250 Words Reformation of an Iconic Brand

October 11, 2013 3:10pm
By now, many of you already know that Husqvarna has merged with KTM for 2014 and beyond. Perhaps you heard that Tyla Rattray would be leaving the U.S. to race the GPs on a Husqvarna next year. That news is certainly enough to spark one’s curiosity. Big moves such as the KTM/Husqvarna merger naturally stir up chatter and rumors, and those rumors are often times presented as facts. Like the “fact” that the 2014 Husqvarna models are essentially KTMs with white plastics. While that statement isn’t entirely accurate, it’s not entirely false. In fact, Rattray has been in California putting down laps on a KTM in preparation for his transition.
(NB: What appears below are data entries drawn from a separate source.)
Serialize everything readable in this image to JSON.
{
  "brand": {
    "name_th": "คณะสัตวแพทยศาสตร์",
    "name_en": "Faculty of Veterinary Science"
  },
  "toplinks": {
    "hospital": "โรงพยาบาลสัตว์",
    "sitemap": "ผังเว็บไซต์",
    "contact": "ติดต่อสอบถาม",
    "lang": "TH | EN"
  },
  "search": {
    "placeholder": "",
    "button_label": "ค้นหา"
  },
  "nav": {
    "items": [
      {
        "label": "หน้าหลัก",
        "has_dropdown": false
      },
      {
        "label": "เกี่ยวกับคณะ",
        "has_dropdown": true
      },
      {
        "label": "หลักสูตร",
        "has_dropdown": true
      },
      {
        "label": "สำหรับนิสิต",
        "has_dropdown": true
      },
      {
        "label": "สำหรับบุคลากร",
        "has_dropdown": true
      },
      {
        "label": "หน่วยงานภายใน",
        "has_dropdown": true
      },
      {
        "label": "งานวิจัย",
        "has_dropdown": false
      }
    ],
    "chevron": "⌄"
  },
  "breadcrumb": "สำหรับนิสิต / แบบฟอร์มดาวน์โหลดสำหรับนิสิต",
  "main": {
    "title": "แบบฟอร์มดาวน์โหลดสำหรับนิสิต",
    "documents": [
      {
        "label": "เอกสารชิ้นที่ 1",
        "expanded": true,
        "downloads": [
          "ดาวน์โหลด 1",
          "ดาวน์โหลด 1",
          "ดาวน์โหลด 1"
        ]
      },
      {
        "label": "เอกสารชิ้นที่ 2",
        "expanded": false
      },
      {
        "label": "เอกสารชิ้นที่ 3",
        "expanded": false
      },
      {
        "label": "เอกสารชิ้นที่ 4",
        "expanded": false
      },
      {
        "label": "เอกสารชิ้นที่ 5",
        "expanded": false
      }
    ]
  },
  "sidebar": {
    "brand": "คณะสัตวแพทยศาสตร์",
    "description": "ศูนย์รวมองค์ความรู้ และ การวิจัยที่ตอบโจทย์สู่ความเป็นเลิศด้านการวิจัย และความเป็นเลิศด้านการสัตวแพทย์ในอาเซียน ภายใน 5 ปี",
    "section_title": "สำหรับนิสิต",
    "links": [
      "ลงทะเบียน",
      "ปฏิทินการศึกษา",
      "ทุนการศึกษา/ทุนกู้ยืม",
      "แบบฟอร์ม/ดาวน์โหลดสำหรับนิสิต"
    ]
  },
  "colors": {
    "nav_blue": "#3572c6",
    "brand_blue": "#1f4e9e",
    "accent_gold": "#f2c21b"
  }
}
This week, Racer X was invited to the Husqvarna Media World Launch in Sweden to get a firsthand look at the 2014 models, and I was fortunate enough to attend the event and witness the beginning of a new era. The reunified Husqvarna staff was excited and ambitious to begin work on a new canvas, as they should be. Some consumers may view the beginning of this era as the initial steps of integration between Husqvarna and KTM into one motorcycle, but I believe the obvious similarities will actually begin to drop between the two individual brands as they continue forward. But consider the rollercoaster ride Husqvarna has been on through the years, including the buyouts and selling of assets (ownership by Electrolux, Cagiva, and BMW), geographical relocation of manufacturing, Husaberg splitting into its own faction and more. The recent merger may prove to be the grounds of stabilization Husqvarna has needed to move forward and become a major player in the worldwide motocross market. They are, and have been, a strong force in the off-road market since the beginning, but unifying with Husaberg after a 25-year separation should only strengthen their efforts.
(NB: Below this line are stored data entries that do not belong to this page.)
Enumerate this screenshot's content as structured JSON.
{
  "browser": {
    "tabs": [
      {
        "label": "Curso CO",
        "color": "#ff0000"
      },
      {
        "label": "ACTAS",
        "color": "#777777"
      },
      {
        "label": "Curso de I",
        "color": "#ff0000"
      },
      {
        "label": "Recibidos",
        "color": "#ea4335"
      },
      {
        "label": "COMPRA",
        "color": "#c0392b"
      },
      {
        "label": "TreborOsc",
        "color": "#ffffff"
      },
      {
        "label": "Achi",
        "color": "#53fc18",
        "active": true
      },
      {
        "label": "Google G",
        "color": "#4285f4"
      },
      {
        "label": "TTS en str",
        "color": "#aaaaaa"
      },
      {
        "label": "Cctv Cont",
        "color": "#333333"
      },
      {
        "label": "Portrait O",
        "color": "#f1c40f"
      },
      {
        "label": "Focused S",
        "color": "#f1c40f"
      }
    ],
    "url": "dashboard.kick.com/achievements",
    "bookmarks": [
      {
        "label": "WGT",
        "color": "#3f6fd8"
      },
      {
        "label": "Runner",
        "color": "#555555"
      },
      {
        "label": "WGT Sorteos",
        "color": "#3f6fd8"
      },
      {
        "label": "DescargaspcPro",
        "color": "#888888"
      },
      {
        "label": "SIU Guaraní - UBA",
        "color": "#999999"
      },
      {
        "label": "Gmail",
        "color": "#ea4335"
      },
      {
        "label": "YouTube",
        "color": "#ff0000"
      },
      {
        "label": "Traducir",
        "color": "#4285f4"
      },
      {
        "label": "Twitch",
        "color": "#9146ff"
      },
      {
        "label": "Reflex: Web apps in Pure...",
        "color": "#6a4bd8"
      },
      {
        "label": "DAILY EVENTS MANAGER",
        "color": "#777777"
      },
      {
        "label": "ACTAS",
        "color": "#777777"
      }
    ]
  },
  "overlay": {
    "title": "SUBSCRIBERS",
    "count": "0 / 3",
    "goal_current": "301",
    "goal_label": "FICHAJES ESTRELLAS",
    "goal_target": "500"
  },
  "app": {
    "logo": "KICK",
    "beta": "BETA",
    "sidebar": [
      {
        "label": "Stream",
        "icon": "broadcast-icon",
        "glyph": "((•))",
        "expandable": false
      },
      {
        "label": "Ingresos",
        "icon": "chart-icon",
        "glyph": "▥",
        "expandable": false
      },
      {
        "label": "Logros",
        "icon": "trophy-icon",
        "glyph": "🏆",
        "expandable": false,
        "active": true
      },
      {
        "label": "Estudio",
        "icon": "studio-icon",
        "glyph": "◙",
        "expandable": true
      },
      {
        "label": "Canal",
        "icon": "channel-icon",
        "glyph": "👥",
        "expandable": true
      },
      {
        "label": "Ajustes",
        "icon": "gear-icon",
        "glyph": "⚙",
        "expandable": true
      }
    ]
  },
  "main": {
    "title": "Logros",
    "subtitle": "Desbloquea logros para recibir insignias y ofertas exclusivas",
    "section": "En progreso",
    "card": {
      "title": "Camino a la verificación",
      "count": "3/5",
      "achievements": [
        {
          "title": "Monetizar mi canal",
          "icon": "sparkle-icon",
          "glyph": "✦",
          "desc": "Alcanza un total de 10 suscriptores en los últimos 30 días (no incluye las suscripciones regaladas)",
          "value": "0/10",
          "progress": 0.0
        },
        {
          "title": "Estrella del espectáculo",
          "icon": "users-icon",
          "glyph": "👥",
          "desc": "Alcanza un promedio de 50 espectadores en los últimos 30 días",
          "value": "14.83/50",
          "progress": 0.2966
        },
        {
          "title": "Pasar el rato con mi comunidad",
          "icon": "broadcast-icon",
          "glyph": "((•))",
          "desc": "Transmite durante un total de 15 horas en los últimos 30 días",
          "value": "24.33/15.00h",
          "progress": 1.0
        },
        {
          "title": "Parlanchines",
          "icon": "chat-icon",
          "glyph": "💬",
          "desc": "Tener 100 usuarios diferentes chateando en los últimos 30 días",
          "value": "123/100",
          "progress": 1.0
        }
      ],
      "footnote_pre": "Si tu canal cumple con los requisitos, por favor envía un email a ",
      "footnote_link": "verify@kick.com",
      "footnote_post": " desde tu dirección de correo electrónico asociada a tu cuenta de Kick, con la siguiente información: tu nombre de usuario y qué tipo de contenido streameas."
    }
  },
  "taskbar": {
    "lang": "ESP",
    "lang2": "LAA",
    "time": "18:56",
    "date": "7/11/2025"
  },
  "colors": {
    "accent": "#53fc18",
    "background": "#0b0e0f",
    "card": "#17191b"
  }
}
KTM already owned Husaberg, so 25 years later, Husqvarna and Husaberg reunite. Like the last few years of 'Bergs, the new Husqvarnas are similar but not identical to KTMs.
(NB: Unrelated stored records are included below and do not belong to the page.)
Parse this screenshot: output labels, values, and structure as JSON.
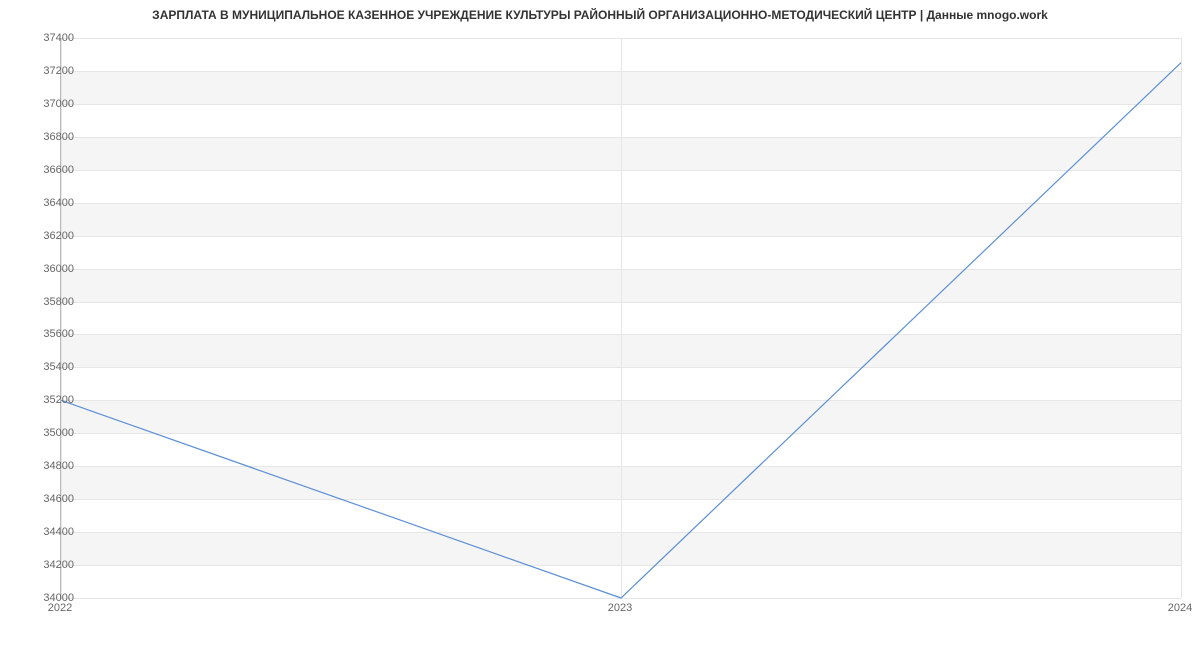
{
  "chart_data": {
    "type": "line",
    "title": "ЗАРПЛАТА В МУНИЦИПАЛЬНОЕ КАЗЕННОЕ УЧРЕЖДЕНИЕ КУЛЬТУРЫ РАЙОННЫЙ ОРГАНИЗАЦИОННО-МЕТОДИЧЕСКИЙ ЦЕНТР | Данные mnogo.work",
    "xlabel": "",
    "ylabel": "",
    "categories": [
      "2022",
      "2023",
      "2024"
    ],
    "x": [
      2022,
      2023,
      2024
    ],
    "values": [
      35200,
      34000,
      37250
    ],
    "ylim": [
      34000,
      37400
    ],
    "yticks": [
      34000,
      34200,
      34400,
      34600,
      34800,
      35000,
      35200,
      35400,
      35600,
      35800,
      36000,
      36200,
      36400,
      36600,
      36800,
      37000,
      37200,
      37400
    ],
    "line_color": "#5b8fd6",
    "band_color": "#f5f5f5"
  }
}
This is a big deal, and it's only just begun.
Jordan Roberts photos

Husqvarna will undoubtedly experience growing pains in the first few years with their distribution and yet another relocation of manufacturing and assembly to Austria, but could there be a better time and opportunity to do so? KTM has solidified their roots as the dominant force in European motocross and is beginning to put pressure on the Japanese manufacturers in America. Climbing to these heights was certainly not an overnight excursion for the Austrian brand, nor will it be for Husqvarna. For now, Husqvarna seems poised to take small steps and keep it relatively simple to strengthen their foundation as well. Nonetheless, it will be interesting to see how the iconic brand will fare in its new environment. Keep an eye out for more on the evolving saga of Husqvarna and the potential rise of European off-road motorcycles as a whole.